D'autant plus que dès le début, la langue simple et agréable d'Echenoz nous offre quelques petites citations à croquer. Un exemple :
"Le temps avait changé (pluie fine) et Donatienne aussi s'était changée.  Cela n'était pas tout de suite perceptible mais, son imperméable tombé, ce qu'elle portait se révéla plus exigu que la veille encore, si court et décolleté que ces adjectifs tendaient cette fois à se confondre, envisageaient de s'installer et vivre à deux dans la même entrée du premier dictionnaire venu."
Autre orginalité du même style : le petit personnage de Béliard qui accompagne Gloire dans sa folie, et dont la présentation déjà vaut son pesant d'or :
"Au mieux, Béliard est une illusion.  Au mieux il est une hallucination forgée par l'esprit déréglé de la jeune femme.  Au pire il est une espèce d'ange gardien, du moins peut-il s'apparenter à cette congrégation.  Envisageons le pire.
S'il en est vraiment un, né trop moche et trop petit pour être officiellement reconnu par une confrérie soucieuse de son physique de cinéma, tout de suite on l'a placé à l'Assistance.  A moins qu'on l'ait abandonné sur une aire d'autoroute à l'occasion d'un déplacement, d'une procession, d'un congrès d'anges à l'étranger, cadenassé par son auréole de service à un poteau indicateur.  Toujours est-il que très jeune il lui a fallu se débrouiller seul, mettant à profit malgré tout les dons et qualités conférés par sa naissance.  Mais ignoré des siens, renié par sa hiérarchie, peut-être même frappé d'interdiction professionnelle, c'est en free-lance qu'il exerce le métier, hors cadre et le plus discrètement possible."

Alors on continue à lire, bien entendu, et on se demande ce qui va bien pouvoir arriver à cette Gloire Abgrall totalement imprévisible et absolument sans scrupules.  Tout en suivant, en parallèle, les efforts infructueux des détectives privés à sa recherche et les élucubrations de Paul Salvador à propos des grandes blondes.

Et c'est là que ça commence à coincer. Parce que tout ça ne mène à rien. Ca commence tellement fort, autant du côté de Gloire que des idées surréalistes de Salvador, qu'on s'attend à une montée dans l'incroyable qui se termine en apothéose de l'inattendu. Et au contraire, c'est la descente progressive vers la normalité.  C'est toujours aussi bien écrit mais sur le fond je me suis sentie totalement arnaquée. Le genre d'histoire où l'on se dit : "quoi, c'est tout ?".  Pourtant c'est bien un happy end, mais le genre à terminer en conte de fée une aventure où l'on aurait espéré quelque chose de bien plus savoureux. Si même le dernier paragraphe avait été différent...  Mais non. 

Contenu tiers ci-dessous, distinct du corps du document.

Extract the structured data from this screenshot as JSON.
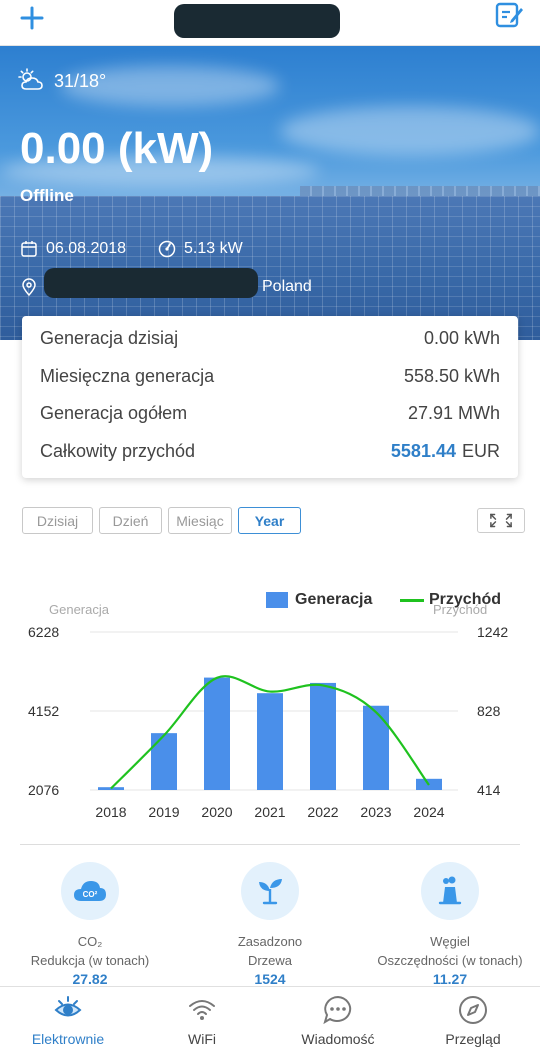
{
  "weather": {
    "temp": "31/18°",
    "icon": "partly-cloudy-icon"
  },
  "plant": {
    "power": "0.00 (kW)",
    "status": "Offline",
    "date": "06.08.2018",
    "capacity": "5.13 kW",
    "country": "Poland"
  },
  "summary": {
    "rows": [
      {
        "label": "Generacja dzisiaj",
        "value": "0.00 kWh"
      },
      {
        "label": "Miesięczna generacja",
        "value": "558.50 kWh"
      },
      {
        "label": "Generacja ogółem",
        "value": "27.91 MWh"
      },
      {
        "label": "Całkowity przychód",
        "value": "5581.44",
        "unit": "EUR"
      }
    ]
  },
  "tabs": [
    {
      "label": "Dzisiaj",
      "active": false
    },
    {
      "label": "Dzień",
      "active": false
    },
    {
      "label": "Miesiąc",
      "active": false
    },
    {
      "label": "Year",
      "active": true
    }
  ],
  "chart_data": {
    "type": "bar",
    "categories": [
      "2018",
      "2019",
      "2020",
      "2021",
      "2022",
      "2023",
      "2024"
    ],
    "series": [
      {
        "name": "Generacja",
        "type": "bar",
        "axis": "left",
        "color": "#4a8fea",
        "values": [
          2150,
          3570,
          5030,
          4620,
          4890,
          4290,
          2370
        ]
      },
      {
        "name": "Przychód",
        "type": "line",
        "axis": "right",
        "color": "#1fc21f",
        "values": [
          422,
          700,
          1002,
          930,
          962,
          822,
          440
        ]
      }
    ],
    "ylabel": "Generacja",
    "ylabel_right": "Przychód",
    "yticks_left": [
      "6228",
      "4152",
      "2076"
    ],
    "yticks_right": [
      "1242",
      "828",
      "414"
    ],
    "ylim": [
      2076,
      6228
    ],
    "ylim_right": [
      414,
      1242
    ],
    "legend": "top-right",
    "grid": true
  },
  "eco": [
    {
      "label_line1": "CO₂",
      "label_line2": "Redukcja (w tonach)",
      "value": "27.82",
      "icon": "co2-cloud-icon"
    },
    {
      "label_line1": "Zasadzono",
      "label_line2": "Drzewa",
      "value": "1524",
      "icon": "seedling-icon"
    },
    {
      "label_line1": "Węgiel",
      "label_line2": "Oszczędności (w tonach)",
      "value": "11.27",
      "icon": "power-plant-icon"
    }
  ],
  "nav": [
    {
      "label": "Elektrownie",
      "icon": "eye-icon",
      "active": true
    },
    {
      "label": "WiFi",
      "icon": "wifi-icon",
      "active": false
    },
    {
      "label": "Wiadomość",
      "icon": "message-icon",
      "active": false
    },
    {
      "label": "Przegląd",
      "icon": "compass-icon",
      "active": false
    }
  ],
  "colors": {
    "accent": "#2f7fc8",
    "bar": "#4a8fea",
    "line": "#1fc21f"
  }
}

Alors je dois dire que je suis vraiment perplexe : où l'auteur voulait-il en venir ?  Voilà peut-être le genre de choses sur lesquelles on écrit une thèse.  Je vais me renseigner, si j'en apprends plus je vous tiens au courant. 

Bref, une lecture qui s'apparente à un voyage dont j'ai aimé le trajet tout en étant déçue par la destination.


Pour en savoir plus :
- la page de Wikipédia sur Jean Echenoz, avec des renseignements intéressants sur l'oeuvre de l'auteur.

11 réactions:

sanjuro

Oui, alors là, pour la narration à la seconde personne, il n'a rien inventé, Les Livres Dont Vous Etes le Héros (j'aime bien mettre des majuscules partout) l'ont fait bien avant lui et par centaines.

Quant au style, d'après les deux passages que tu mets, il me ferait plutôt frémir, moi. C'est le genre à se regarder dans un miroir quand il écrit tellement il est fier de ses bons mots, à se perdre en digression purement stylistique juste parce qu'il s'épate tout seul. Ca ne m'étonne pas du tout que son roman ne mène nulle part.

Nathalie

Hum, là faut que je réponde, j'ai dû te donner une mauvaise idée de ce roman.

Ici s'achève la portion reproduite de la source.